The new report based on the study, Decoding Global Reskilling and Career Paths, is the third in a series of publications that BCG and The Network have issued about the pandemic’s impact on people’s work preferences and careers.
The report concluded that while the pandemic has posed a dramatic new threat to many jobs, questions about job security had already been on people’s minds because of automation.
The economic uncertainty touched off by the pandemic comes at a time when workers in just about every field already have some level of concern about being replaced by technology.
The inverse relationship between age and concern about automation has a certain logic: younger respondents realize there is simply too much time left “on the clock” for them to be confident of not being there when the change comes, said BCG.
Education does not seem to have much of an impact on workers’ automation concerns, except for those with advanced university degrees who feel that their jobs are much less replaceable. (See Exhibit 6 below.)
Just about every kind of worker, in every field, has some level of concern about automation. For instance, in New York’s film production industry, more and more jobs are being threatened by technology, said Sophie Franc, a freelance production coordinator there, according to BCG.
The study discovered that video projects have less of a need for imaging technicians now that software is making it easier for nontechnical producers to get the effects they want. And the drivers who pick up equipment are starting to wonder when autonomous vehicles will take their place, according to Franc, who recently went back to school to ready herself for opportunities outside the field.
African respondents are also concerned, with workers in South Africa, Ivory Coast, and Cameroon ranking particularly high.
“With the pandemic, companies have started automating more jobs,” said Cherif Ahmed Alexandre, an engineer from Ivory Coast.
“This is becoming a growing issue for me.”
A Move Toward More Stable Fields
Digital and information technology top the list of potential next careers, probably because of the expanding opportunities in those areas and the generally high remuneration. For example, more than 20% of people currently working in artistic or creative jobs say they would retrain for a digital job, as do more than 20% of people currently working in consulting or media. Office and management jobs (such as marketing and human resources) are also seen as attractive next career steps, possibly because of the perceived ease of transitioning into those jobs for a variety of workers.
Workers have already been taking steps to upgrade their skills.
“71% of workers in South Africa spend a significant time on learning, which is slightly more compared to 65% of global respondents. Learning among the younger generation is similar in South Africa to global trends,” van Blerk adds.
“However, learning is more widespread in the older generation compared to their global counterparts, with 74% of South African respondents aged 51-60 years old and 60% of respondents above 60 years old who spend a significant time learning. This is higher than the global average of 54% and 53% respectively.”
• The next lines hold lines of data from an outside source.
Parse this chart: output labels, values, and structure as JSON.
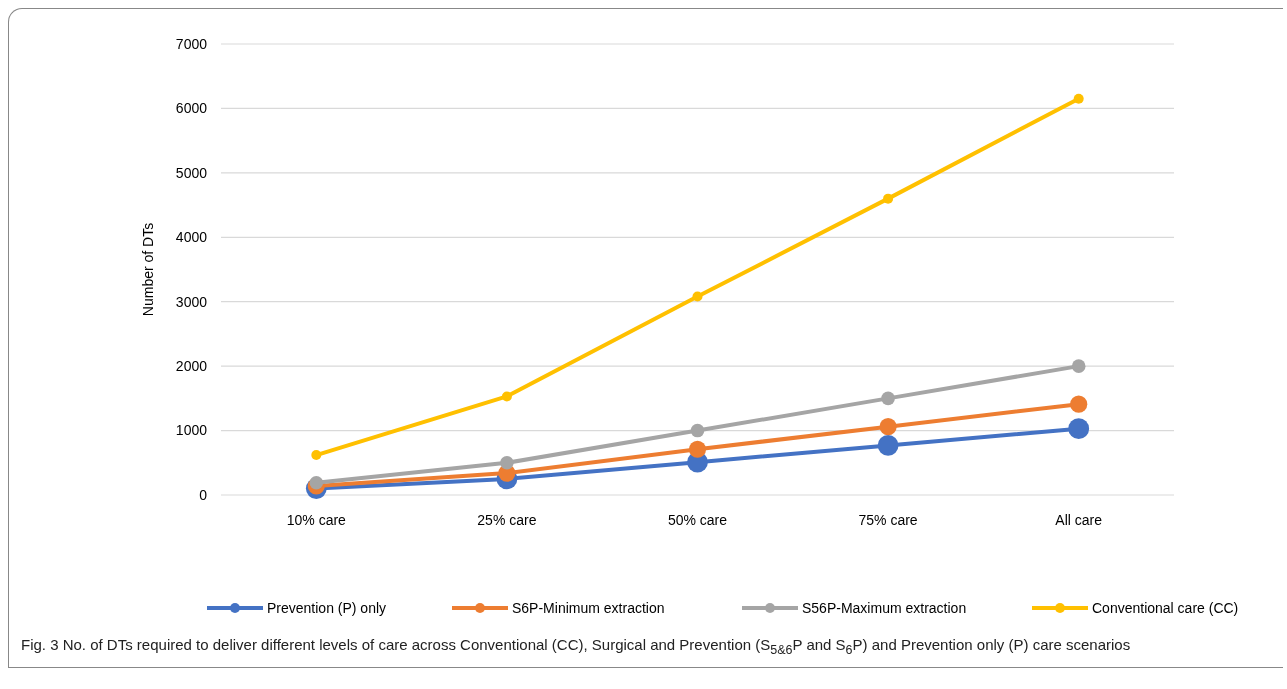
{
  "chart_data": {
    "type": "line",
    "ylabel": "Number of DTs",
    "categories": [
      "10% care",
      "25% care",
      "50% care",
      "75% care",
      "All care"
    ],
    "series": [
      {
        "name": "Prevention (P) only",
        "color": "#4472c4",
        "values": [
          100,
          250,
          510,
          770,
          1030
        ]
      },
      {
        "name": "S6P-Minimum extraction",
        "color": "#ed7d31",
        "values": [
          140,
          340,
          710,
          1060,
          1410
        ]
      },
      {
        "name": "S56P-Maximum extraction",
        "color": "#a5a5a5",
        "values": [
          190,
          500,
          1000,
          1500,
          2000
        ]
      },
      {
        "name": "Conventional care (CC)",
        "color": "#ffc000",
        "values": [
          620,
          1530,
          3080,
          4600,
          6150
        ]
      }
    ],
    "ylim": [
      0,
      7000
    ],
    "yticks": [
      0,
      1000,
      2000,
      3000,
      4000,
      5000,
      6000,
      7000
    ],
    "grid": "y",
    "legend": "bottom",
    "marker": "circle",
    "line_style": "solid",
    "annotations": [
      "Fig. 3  No. of DTs required to deliver different levels of care across Conventional (CC), Surgical and Prevention (S$_{5&6}$P and S$_{6}$P) and Prevention only (P) care scenarios"
    ]
  }
}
The approach to learning has evolved, however. South Africans’ usage of mobile apps as a learning resource grew by almost 100% from 2018 versus 50% globally. This approach still trails on-the-job training – South Africa’s more common primary learning resource according to 77% of respondents, and independent study (65%), today’s most popular approaches to workplace learning, but in the era of the pandemic digital approaches have made inroads.
How Companies Can Prepare for an Uncertain Future
COVID-19 is just the latest global shock—after the 2001 terrorist attacks and the 2008 financial crisis—to create economic turmoil in the early years of this century.
“No one knows what the next shock will be, of course. But it’ll come. Unpredictable challenges combined with the increasing march toward automation threaten organizational stability and will require adjustments from workers all over the world,” said BCG.